Thu October 18, 2012
In 'Bestiare,' A Glimpse Into The Nature Of Looking
It's tempting to call Denis Cote's Bestiaire "contemplative." Its unscored 72 minutes of footage — of animals, caretakers and patrons at Quebec's Parc Safari — certainly leave a lot of room for thought.
But the film doesn't do much of the thinking for you; it juxtaposes images, frames small processes and repetitive actions, but provides very little narrative or even context. The droning pace of the images and natural sounds is defiantly mundane. There's none of the bedazzled majesty of an IMAX nature film, nor the visceral brusqueness of a politicized document of animal cruelty.
Bestiaire is simply a long, steady stare into the faces of several animals and people. Composed mostly of static shots set in and around the Parc's animal habitats, the film takes its time capturing the rhythms of animal life in captivity. The camera appears to catch the attention of various creatures, and we watch them glare and sniffle and tramp through snow as if we were present. In other scenes, the animals are more active, as with a sequence where zebras gallop frantically around their enclosure.
The role of humans — the caretakers as well as the patrons of the Parc — is rendered as curiously passive, matching the animals in monotonous simplicity. Employees pursue their regular work, couples and kids look on at the animals, people photograph zebras from their fittingly black and white and gray cars. However, two extended sequences complicate the relationship between the captive animals and their human cohabitants.
In the film's opening moments, a group of people — apparently a drawing class — painstakingly observes and draws an unseen subject. Before we ever see the subject itself — a taxidermied animal — we see it as interpreted by a member of the class, in the form of a sketch. This sequence has more edits than most of the animal-focused segments, and sets up a kind of anxiety of spectatorship: We are watching the watchers, but we don't yet know what they're seeing. It's in stark contrast to the directness of the rest of the film.
Another sequence, as mundane in its presentation of process as any of the less busy animal scenes, follows a taxidermist through the process of stuffing a bird for display.
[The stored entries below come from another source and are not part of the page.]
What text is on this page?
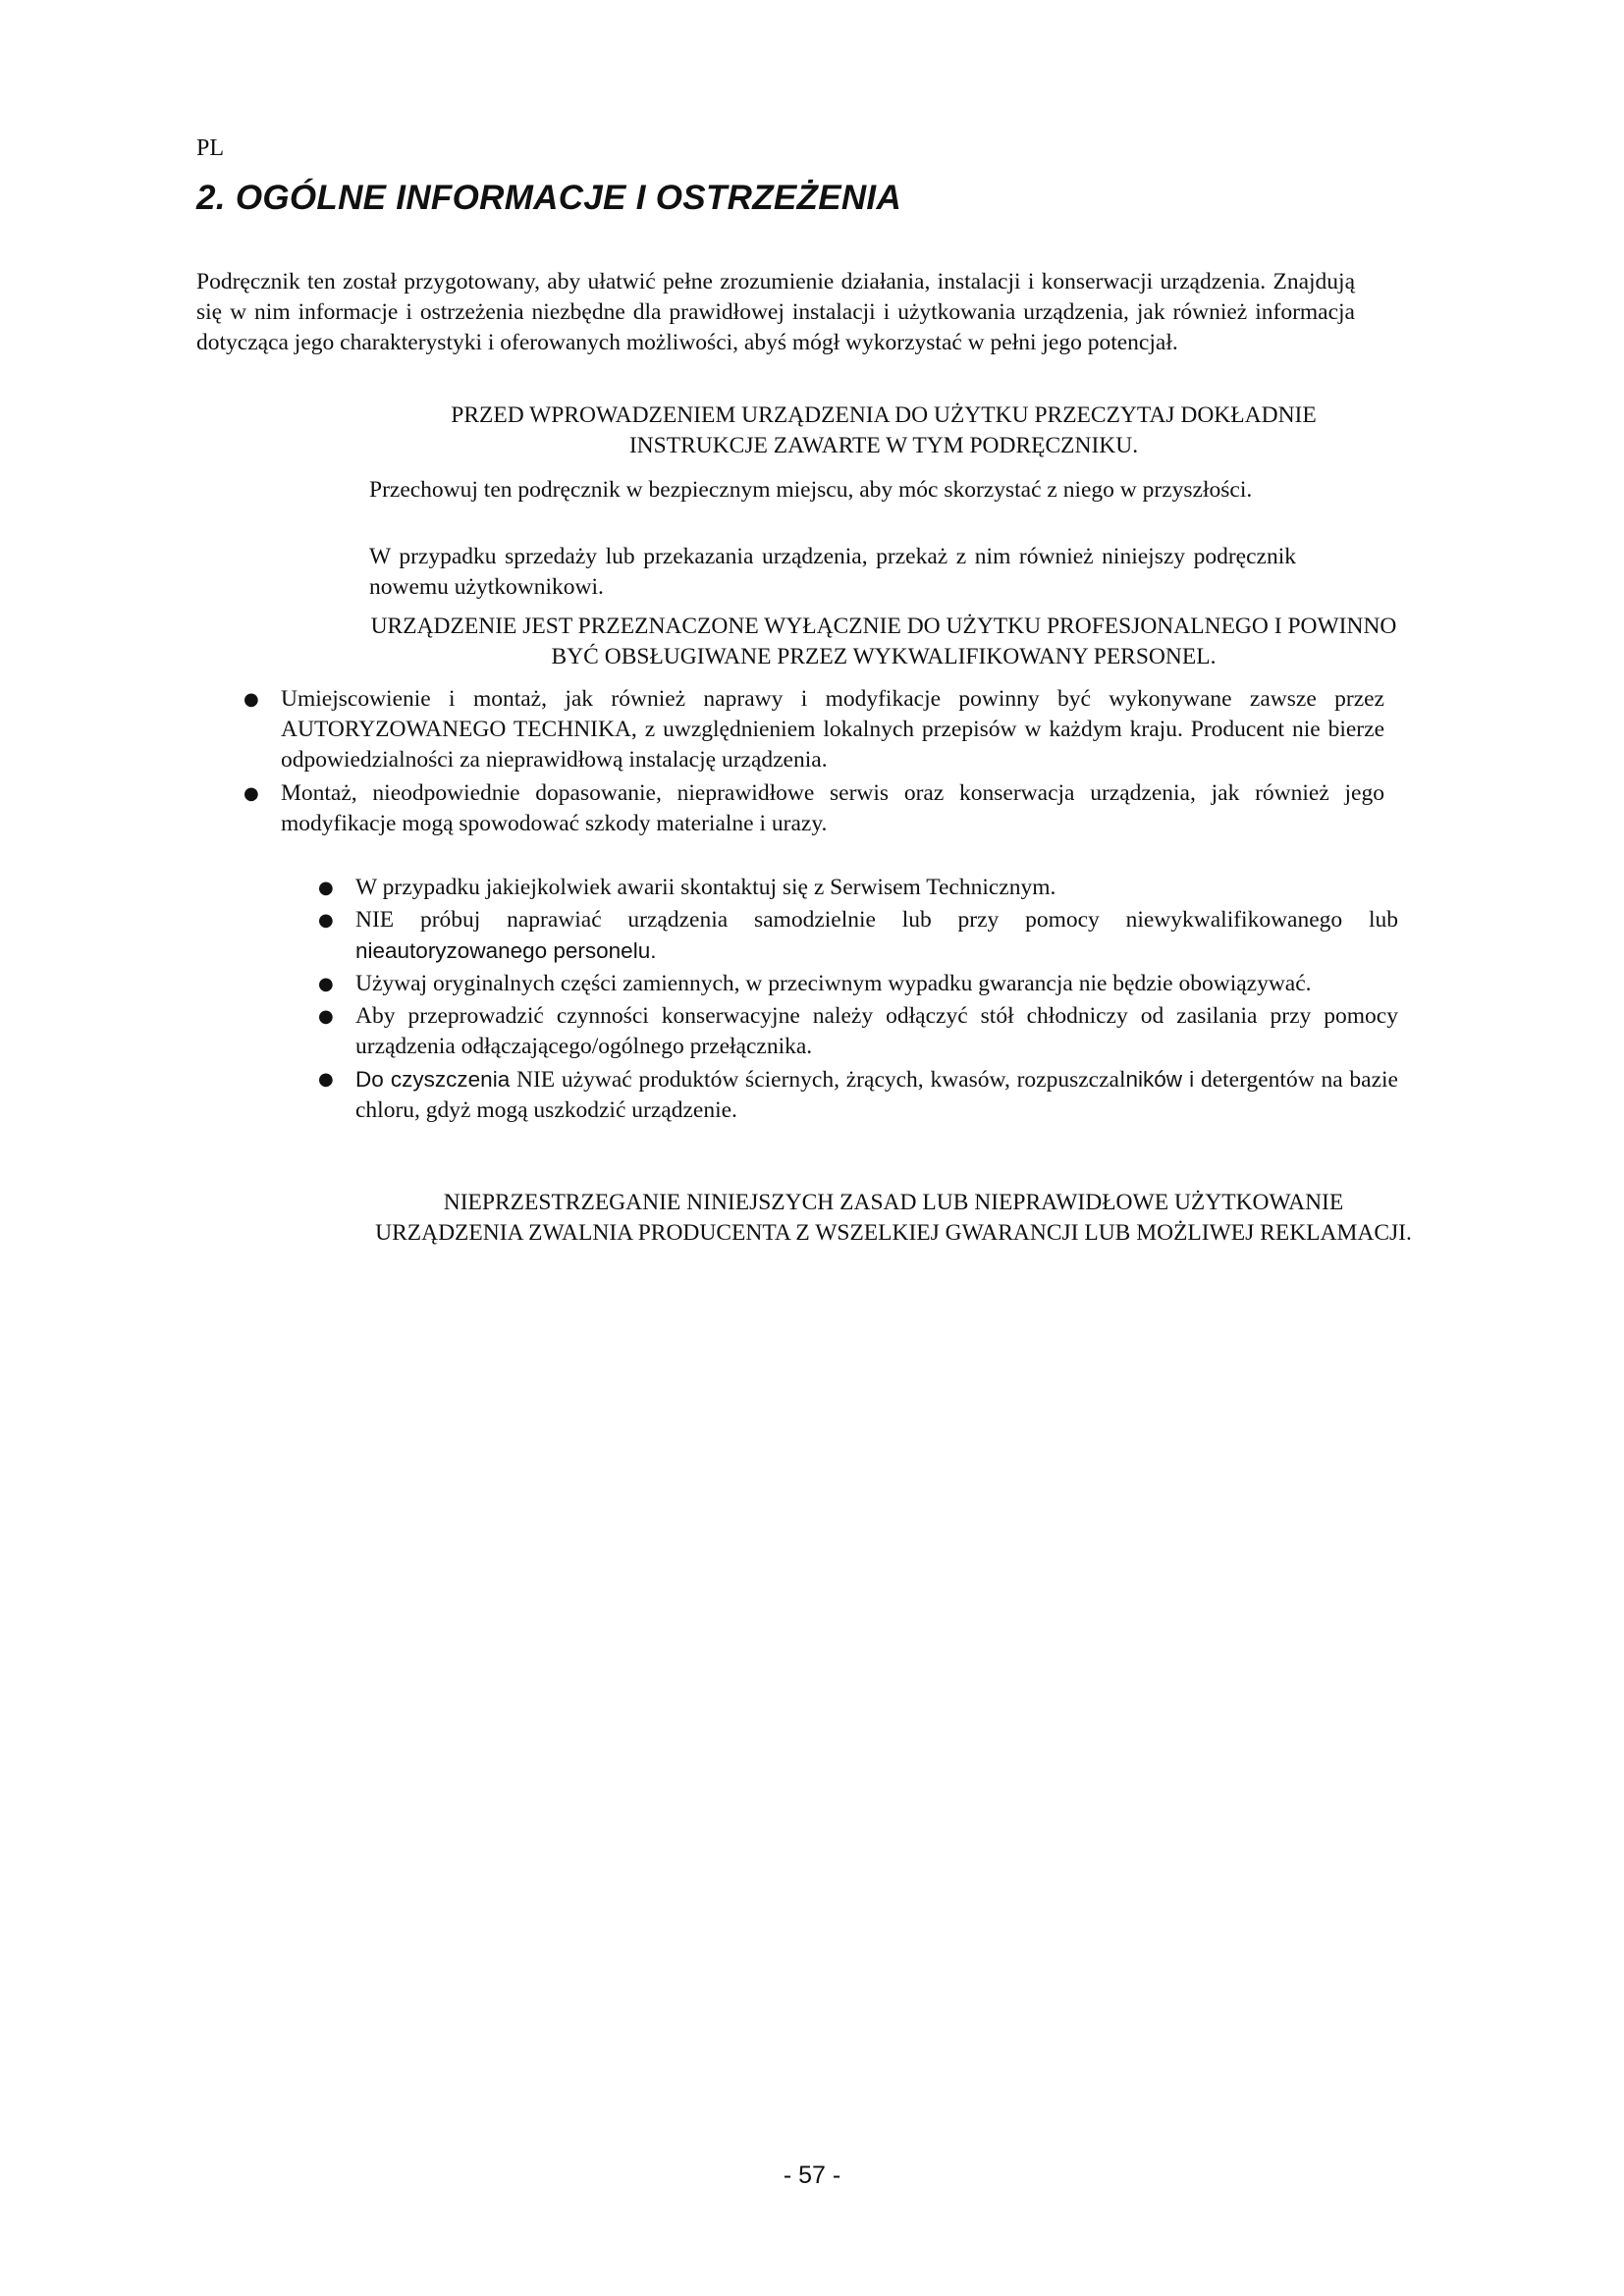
PL
2. OGÓLNE INFORMACJE I OSTRZEŻENIA

Podręcznik ten został przygotowany, aby ułatwić pełne zrozumienie działania, instalacji i konserwacji urządzenia. Znajdują się w nim informacje i ostrzeżenia niezbędne dla prawidłowej instalacji i użytkowania urządzenia, jak również informacja dotycząca jego charakterystyki i oferowanych możliwości, abyś mógł wykorzystać w pełni jego potencjał.

PRZED WPROWADZENIEM URZĄDZENIA DO UŻYTKU PRZECZYTAJ DOKŁADNIE INSTRUKCJE ZAWARTE W TYM PODRĘCZNIKU.

Przechowuj ten podręcznik w bezpiecznym miejscu, aby móc skorzystać z niego w przyszłości.

W przypadku sprzedaży lub przekazania urządzenia, przekaż z nim również niniejszy podręcznik nowemu użytkownikowi.

URZĄDZENIE JEST PRZEZNACZONE WYŁĄCZNIE DO UŻYTKU PROFESJONALNEGO I POWINNO BYĆ OBSŁUGIWANE PRZEZ WYKWALIFIKOWANY PERSONEL.

● Umiejscowienie i montaż, jak również naprawy i modyfikacje powinny być wykonywane zawsze przez AUTORYZOWANEGO TECHNIKA, z uwzględnieniem lokalnych przepisów w każdym kraju. Producent nie bierze odpowiedzialności za nieprawidłową instalację urządzenia.
● Montaż, nieodpowiednie dopasowanie, nieprawidłowe serwis oraz konserwacja urządzenia, jak również jego modyfikacje mogą spowodować szkody materialne i urazy.
● W przypadku jakiejkolwiek awarii skontaktuj się z Serwisem Technicznym.
● NIE próbuj naprawiać urządzenia samodzielnie lub przy pomocy niewykwalifikowanego lub nieautoryzowanego personelu.
● Używaj oryginalnych części zamiennych, w przeciwnym wypadku gwarancja nie będzie obowiązywać.
● Aby przeprowadzić czynności konserwacyjne należy odłączyć stół chłodniczy od zasilania przy pomocy urządzenia odłączającego/ogólnego przełącznika.
● Do czyszczenia NIE używać produktów ściernych, żrących, kwasów, rozpuszczalników i detergentów na bazie chloru, gdyż mogą uszkodzić urządzenie.

NIEPRZESTRZEGANIE NINIEJSZYCH ZASAD LUB NIEPRAWIDŁOWE UŻYTKOWANIE URZĄDZENIA ZWALNIA PRODUCENTA Z WSZELKIEJ GWARANCJI LUB MOŻLIWEJ REKLAMACJI.

- 57 -
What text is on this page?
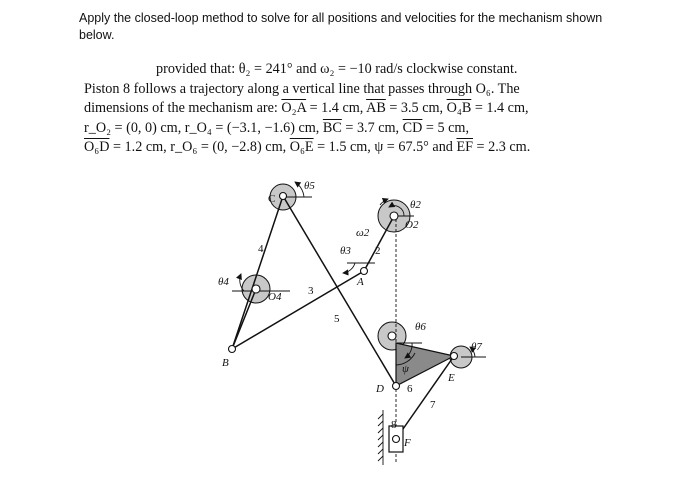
Apply the closed-loop method to solve for all positions and velocities for the mechanism shown below.
provided that: θ₂ = 241° and ω₂ = −10 rad/s clockwise constant.
Piston 8 follows a trajectory along a vertical line that passes through O₆. The
dimensions of the mechanism are: O₂A = 1.4 cm, $\overline{AB} = 3.5$ cm, O₄B = 1.4 cm,
r_O₂ = (0, 0) cm, r_O₄ = (−3.1, −1.6) cm, $\overline{BC} = 3.7$ cm, $\overline{CD} = 5$ cm,
O₆D = 1.2 cm, r_O₆ = (0, −2.8) cm, O₆E = 1.5 cm, ψ = 67.5° and $\overline{EF} = 2.3$ cm.
C
θ5
θ2
O2
ω2
θ3 2
4
θ4
O4 3
A
5
θ6
ψ
θ7
B
E
D 6
7
8
F
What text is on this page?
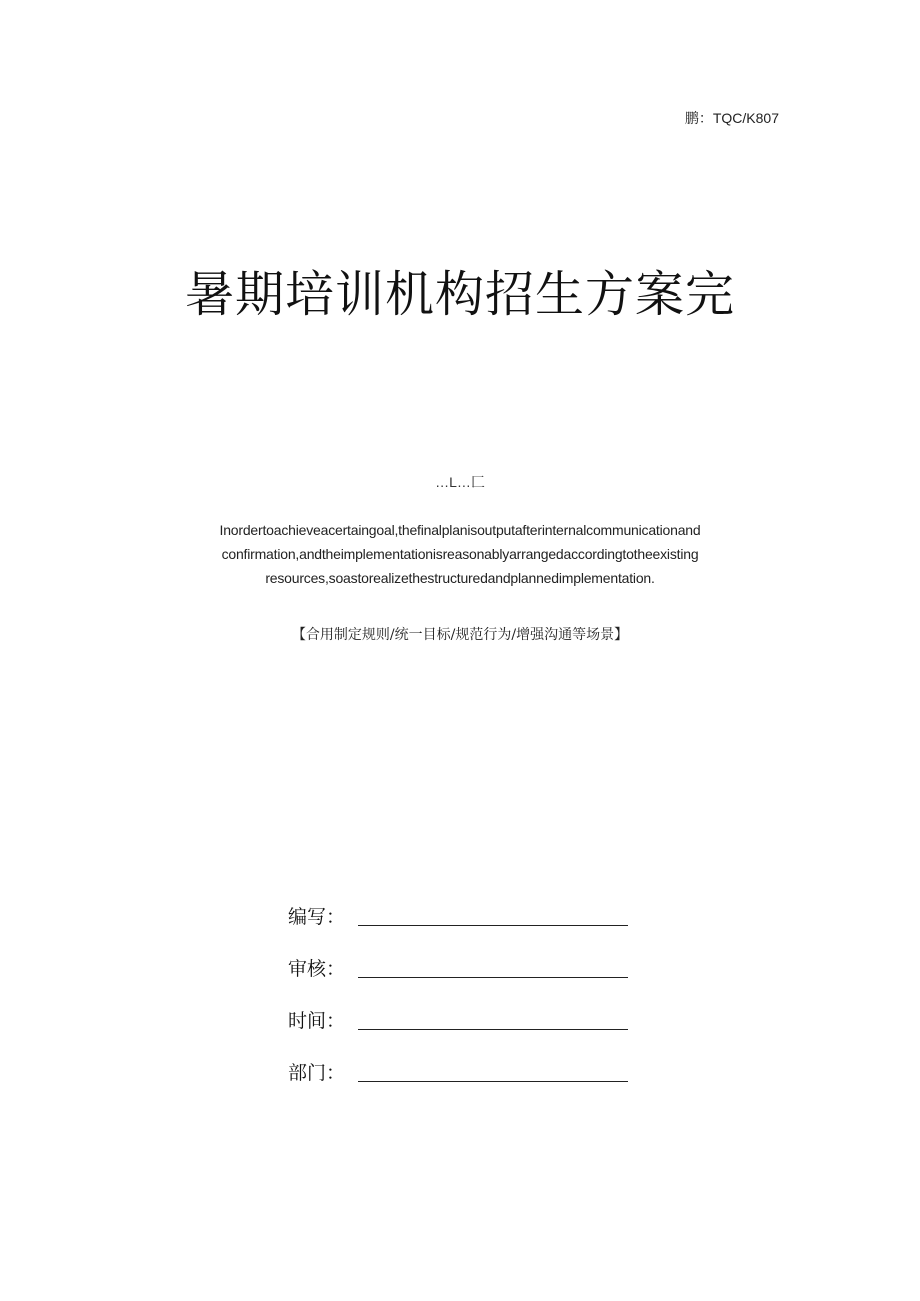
鹏：TQC/K807
暑期培训机构招生方案完
…L…匚
Inordertoachieveacertaingoal,thefinalplanisoutputafterinternalcommunicationand
confirmation,andtheimplementationisreasonablyarrangedaccordingtotheexisting
resources,soastorealizethestructuredandplannedimplementation.
【合用制定规则/统一目标/规范行为/增强沟通等场景】
编写：
审核：
时间：
部门：
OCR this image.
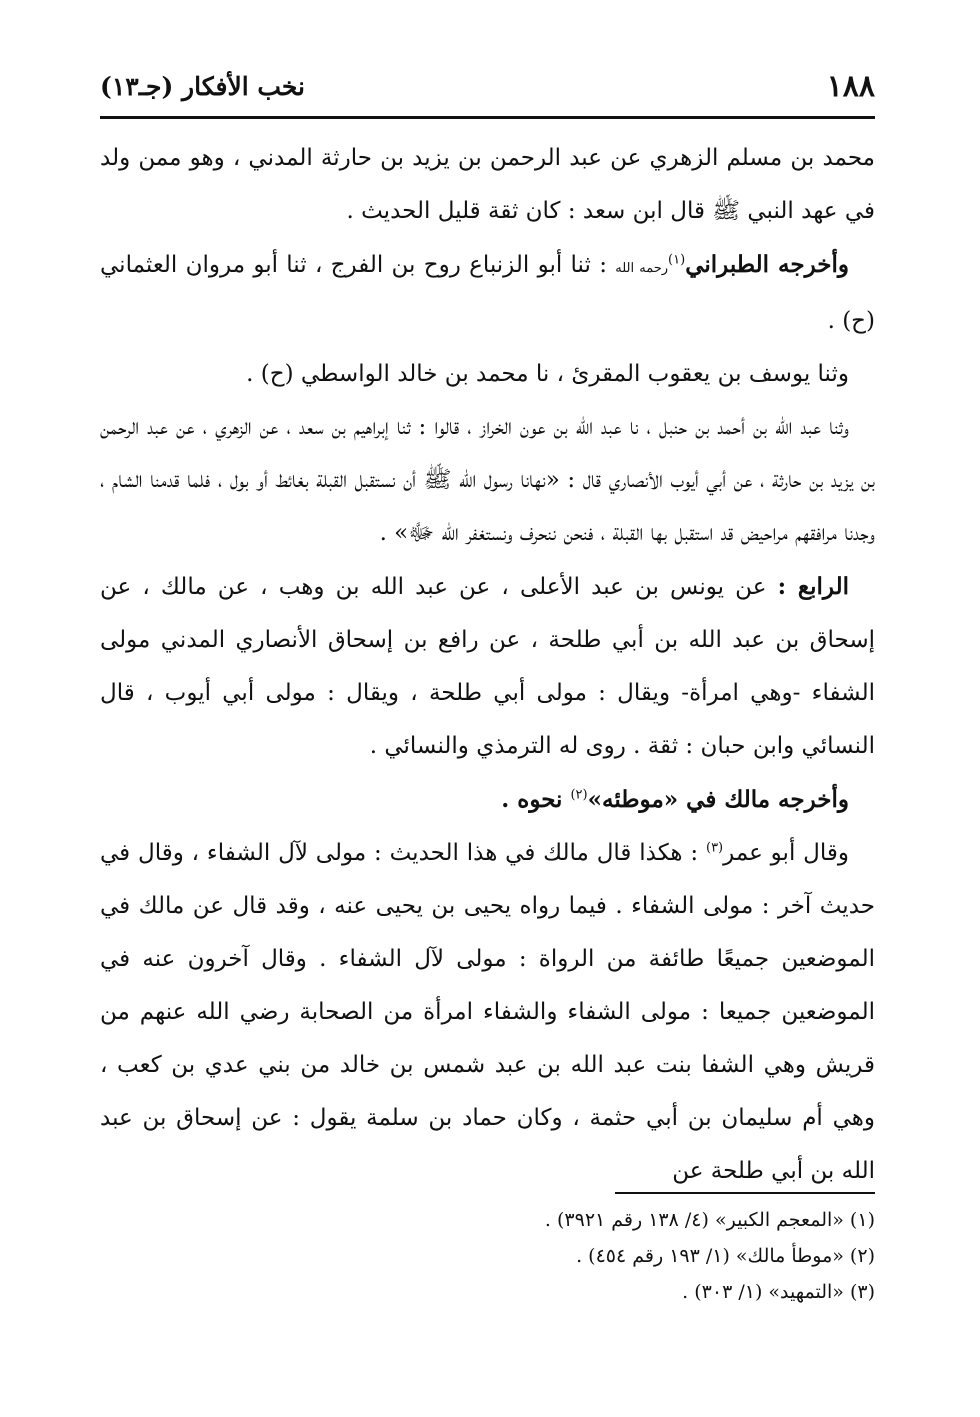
١٨٨
نخب الأفكار (جـ١٣)

محمد بن مسلم الزهري عن عبد الرحمن بن يزيد بن حارثة المدني ، وهو ممن ولد في عهد النبي ﷺ قال ابن سعد : كان ثقة قليل الحديث .

وأخرجه الطبراني$^{(١)}$رحمه الله : ثنا أبو الزنباع روح بن الفرج ، ثنا أبو مروان العثماني (ح) .

وثنا يوسف بن يعقوب المقرئ ، نا محمد بن خالد الواسطي (ح) .

وثنا عبد الله بن أحمد بن حنبل ، نا عبد الله بن عون الخراز ، قالوا : ثنا إبراهيم بن سعد ، عن الزهري ، عن عبد الرحمن بن يزيد بن حارثة ، عن أبي أيوب الأنصاري قال : «نهانا رسول الله ﷺ أن نستقبل القبلة بغائط أو بول ، فلما قدمنا الشام ، وجدنا مرافقهم مراحيض قد استقبل بها القبلة ، فنحن ننحرف ونستغفر الله ﷻ» .

الرابع : عن يونس بن عبد الأعلى ، عن عبد الله بن وهب ، عن مالك ، عن إسحاق بن عبد الله بن أبي طلحة ، عن رافع بن إسحاق الأنصاري المدني مولى الشفاء -وهي امرأة- ويقال : مولى أبي طلحة ، ويقال : مولى أبي أيوب ، قال النسائي وابن حبان : ثقة . روى له الترمذي والنسائي .

وأخرجه مالك في «موطئه»$^{(٢)}$ نحوه .

وقال أبو عمر$^{(٣)}$ : هكذا قال مالك في هذا الحديث : مولى لآل الشفاء ، وقال في حديث آخر : مولى الشفاء . فيما رواه يحيى بن يحيى عنه ، وقد قال عن مالك في الموضعين جميعًا طائفة من الرواة : مولى لآل الشفاء . وقال آخرون عنه في الموضعين جميعا : مولى الشفاء والشفاء امرأة من الصحابة رضي الله عنهم من قريش وهي الشفا بنت عبد الله بن عبد شمس بن خالد من بني عدي بن كعب ، وهي أم سليمان بن أبي حثمة ، وكان حماد بن سلمة يقول : عن إسحاق بن عبد الله بن أبي طلحة عن

(١) «المعجم الكبير» (٤/ ١٣٨ رقم ٣٩٢١) .

(٢) «موطأ مالك» (١/ ١٩٣ رقم ٤٥٤) .

(٣) «التمهيد» (١/ ٣٠٣) .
This is the closest the movie gets to visceral; it's like something from Michael Glawogger's Workingman's Death with all the punch removed. There's no obvious comment or criticism built into the images — it's just a man, going about his business.
But whether the camera follows humans or other animals, the focus is on inaction or nervous, automatic action. No one is performing for the camera, talking to the camera or the filmmakers. Yes, the animals sometimes acknowledge the camera, but they are largely occupied with the consuming business of being animals — pacing, snorting and so on.
There's a compulsion to describe a film with such a slow and unusual pace as poetic — it already has a Netflix blurb calling it "lyrical" — but Bestiaire's best quality is its unpretentiousness. For the most part, it shows exactly what it shows, so that when even the simplest cinematic mediation insinuates itself, it feels a bit like poetry — or conceptual magic.